What is your fondest memory?
Walking into fresh snow with my beloved grandmother.
What would you like to see happen in your lifetime?
Personally: Complete the tasks I am here to do. Fulfill my mission in life.
For the world: Mankind comes to its senses and stops destroying the earth and ourselves.
What is art? Is it necessary? Why?
Art is something distilled from life or discovered in the universe, such as what love really is, an order, a beauty….
It is definitely necessary. It’s what makes us human and gives us meaning.
What is the relationship between your identity and your desires? Perhaps related, perhaps not: why is sex (un)important to you?
They currently are in agreement.
The (un)importance of sex can’t be easily generalized.
What’s your relationship to clothes? Or: describe the shoes you’re currently wearing.
I love beautiful clothes. They carry me through life with my body.
I am wearing a pair of slippers now, like most people in lockdown, LOL.
What are you working on right now? Or: what kind of work would you like to do?
Poetry, graphic novels and a film project.
If there were one thing about the Bay Area that you would change, what would it be?
Solve the homeless crisis.
A night on the town: what does that mean to you?
Out with friends, art openings, poetry readings, and dancing Tango.
Have you ever seen a ghost? Or: what’s the strangest thing you’ve ever seen?
No, I have not seen a ghost.
Three dolphins jumping toward each other in the shape of a three-petal flower after I kept calling to them “Dolphins! Please jump for me!” for about two minutes on Ocean Beach.
What’s the most important life lesson you’ve learned? Or: what was your last moment of awe?

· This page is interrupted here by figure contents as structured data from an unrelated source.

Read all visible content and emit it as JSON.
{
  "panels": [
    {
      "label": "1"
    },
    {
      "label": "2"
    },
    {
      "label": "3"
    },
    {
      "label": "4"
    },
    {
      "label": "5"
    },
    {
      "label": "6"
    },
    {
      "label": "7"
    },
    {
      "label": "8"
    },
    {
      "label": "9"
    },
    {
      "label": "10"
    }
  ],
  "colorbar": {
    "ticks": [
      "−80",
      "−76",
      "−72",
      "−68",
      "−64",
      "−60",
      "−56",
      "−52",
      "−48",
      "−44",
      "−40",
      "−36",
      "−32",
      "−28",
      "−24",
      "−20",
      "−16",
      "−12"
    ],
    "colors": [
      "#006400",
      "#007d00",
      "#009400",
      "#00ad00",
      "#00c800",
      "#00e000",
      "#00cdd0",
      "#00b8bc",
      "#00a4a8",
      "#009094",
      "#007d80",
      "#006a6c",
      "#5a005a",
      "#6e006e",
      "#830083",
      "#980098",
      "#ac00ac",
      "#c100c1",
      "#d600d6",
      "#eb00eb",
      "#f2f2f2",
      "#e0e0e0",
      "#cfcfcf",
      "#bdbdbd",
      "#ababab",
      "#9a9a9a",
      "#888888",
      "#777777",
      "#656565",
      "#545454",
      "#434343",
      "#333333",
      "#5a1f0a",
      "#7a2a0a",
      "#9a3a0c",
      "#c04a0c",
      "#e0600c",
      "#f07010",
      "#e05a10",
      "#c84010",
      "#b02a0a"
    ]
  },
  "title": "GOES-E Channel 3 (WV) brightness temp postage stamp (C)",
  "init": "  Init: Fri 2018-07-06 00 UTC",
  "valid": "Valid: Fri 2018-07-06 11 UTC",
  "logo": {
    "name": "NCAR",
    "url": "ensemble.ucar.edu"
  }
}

The future is most likely not what you expected or thought you have been fighting for but it will also surprise you with situations, sometimes miracles, that you could never have imagined.
What can you do with 50 words? 50 dollars?
Write a poem.
Many little joys can be brought by 50 dollars: a delicious croissant, a cup of tea, a glass of bubbly wine, a book, a hat with feathers…
What are some of your favorite smells?
Air in redwoods, rain, winter plum flowers, and orange blossoms.
What are you unable to live without?
If you got an all-expenses-paid life experience of your choice, what would it be?
Mostly what I am doing now. I love what I do. I will travel more.
If you could live in your ideal society, what would your average day be like?
It’s a bit hard to imagine because there won’t be. I will be completely at ease, loving others and myself, if there is one.